Com isso, podemos relacionar a postura de Palestrina em se priorizar o âmbito sonoro-musical em relação ao âmbito textual em sua composição a postura semelhante de Petrarca em outra plataforma artística, o poema.

Ainda em outras correntes musicais anteriores à Seconda Pratica, nota-se o desenvolvimento da escrita contrapontística de tal maneira que, em inúmeros exemplos musicais, há uma escrita polifônica para mais de vinte vozes. A densa polifonia, comum às peças vocais deste período – e o que o compositor da Seconda Pratica Giulio Caccini (1551 – 1618) anos mais tarde chamaria em seu tratado Le Nuove Musiche (1601) de “laceramento da poesia” – naturalmente dificulta a compreensão imediata do ouvinte das palavras cantadas. Soma-se a isto o fato de que estas peças muitas vezes eram escritas para serem cantadas em igrejas e basílicas, locais que possuem uma acústica cujo tempo de reverberação é muito longo, privilegiando a sensação de imersão sonora ao ouvinte e desfavorecendo a inteligibilidade das palavras cantadas.

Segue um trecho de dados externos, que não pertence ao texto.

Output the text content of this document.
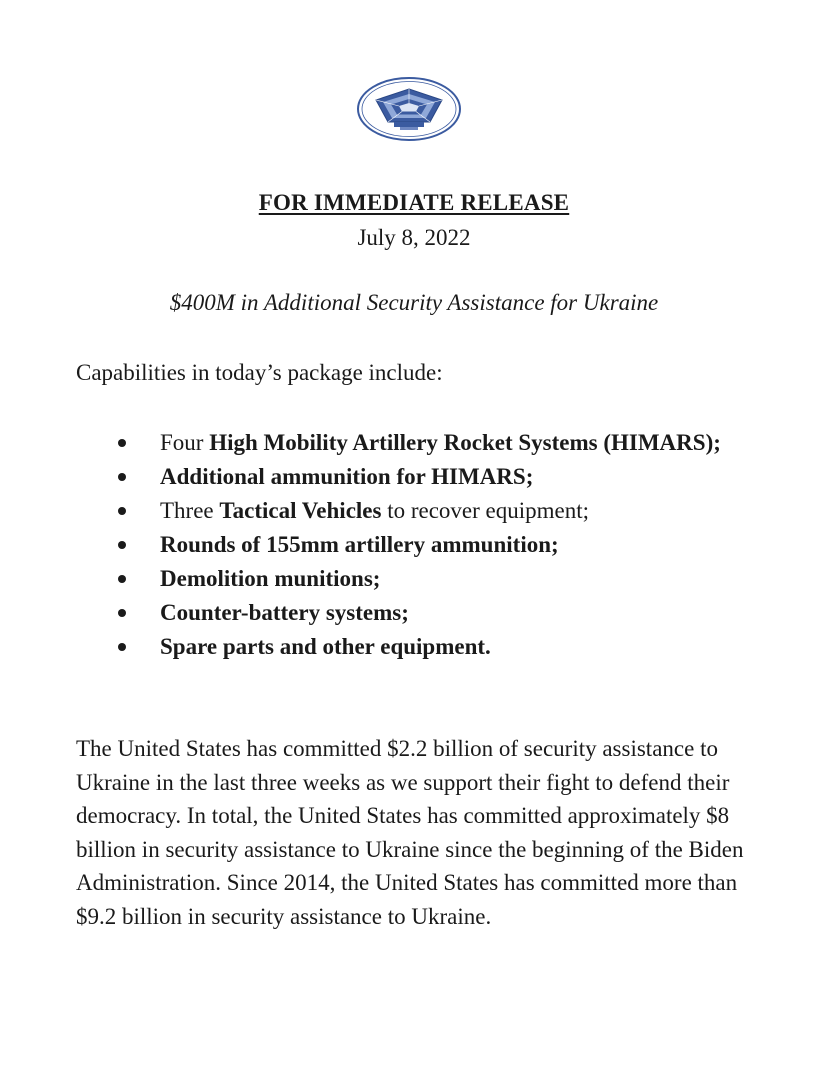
FOR IMMEDIATE RELEASE
July 8, 2022
$400M in Additional Security Assistance for Ukraine
Capabilities in today’s package include:
Four High Mobility Artillery Rocket Systems (HIMARS);
Additional ammunition for HIMARS;
Three Tactical Vehicles to recover equipment;
Rounds of 155mm artillery ammunition;
Demolition munitions;
Counter-battery systems;
Spare parts and other equipment.

The United States has committed $2.2 billion of security assistance to Ukraine in the last three weeks as we support their fight to defend their democracy. In total, the United States has committed approximately $8 billion in security assistance to Ukraine since the beginning of the Biden Administration. Since 2014, the United States has committed more than $9.2 billion in security assistance to Ukraine.
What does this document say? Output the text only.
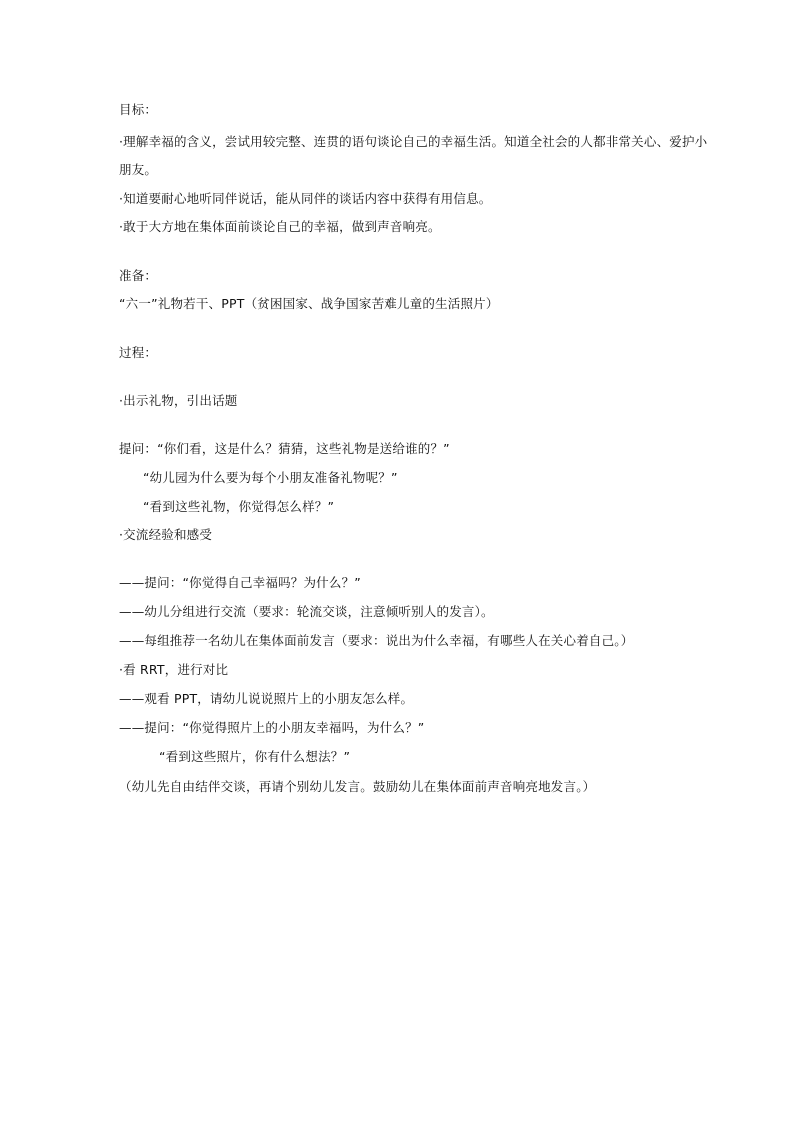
目标：
·理解幸福的含义，尝试用较完整、连贯的语句谈论自己的幸福生活。知道全社会的人都非常关心、爱护小
朋友。
·知道要耐心地听同伴说话，能从同伴的谈话内容中获得有用信息。
·敢于大方地在集体面前谈论自己的幸福，做到声音响亮。
准备：
“六一”礼物若干、PPT（贫困国家、战争国家苦难儿童的生活照片）
过程：
·出示礼物，引出话题
提问：“你们看，这是什么？猜猜，这些礼物是送给谁的？”
“幼儿园为什么要为每个小朋友准备礼物呢？”
“看到这些礼物，你觉得怎么样？”
·交流经验和感受
——提问：“你觉得自己幸福吗？为什么？”
——幼儿分组进行交流（要求：轮流交谈，注意倾听别人的发言）。
——每组推荐一名幼儿在集体面前发言（要求：说出为什么幸福，有哪些人在关心着自己。）
·看 RRT，进行对比
——观看 PPT，请幼儿说说照片上的小朋友怎么样。
——提问：“你觉得照片上的小朋友幸福吗，为什么？”
“看到这些照片，你有什么想法？”
（幼儿先自由结伴交谈，再请个别幼儿发言。鼓励幼儿在集体面前声音响亮地发言。）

Neste sentido, nos utilizamos das ideias de José Augusto Mannis, em seu texto Silêncio e Vazio, a fim de relacionar o comportamento acústico de um local e a inteligibilidade dos sons que nele soam. Para Mannis:

Em ambientes fechados, os sons produzidos são sempre acompanhados da resposta do ambiente ao estímulo sonoro, sob a forma de reflexões e reverberação, dotando os sons de um halo ao seu redor. Portanto, em ambientes abertos os sons estão bem isolados uns dos outros e em ambientes fechados o silêncio entre eles passa a ser

preenchido pela resposta sonora do local (reverberação e reflexões). Essa prolongação acrescentada entre os sons até certo ponto ajuda a uni-los. (...) A reverberação ajuda ainda a unificar a massa instrumental na percepção do ouvinte, o que é muito importante para o repertório romântico. Porém, em excesso, ou seja, demasiadamente longa em relação à velocidade de execução sucessiva dos sons, a reverberação compromete a inteligibilidade da música executada, passando a embrulhar sons que deveriam soar separadamente. Quando isso acontece, a reverberação está comprometendo o importante papel dos silêncios entre os sons, necessário para uma percepção com clareza (...) (MANNIS, 2009, p. 126 – 127).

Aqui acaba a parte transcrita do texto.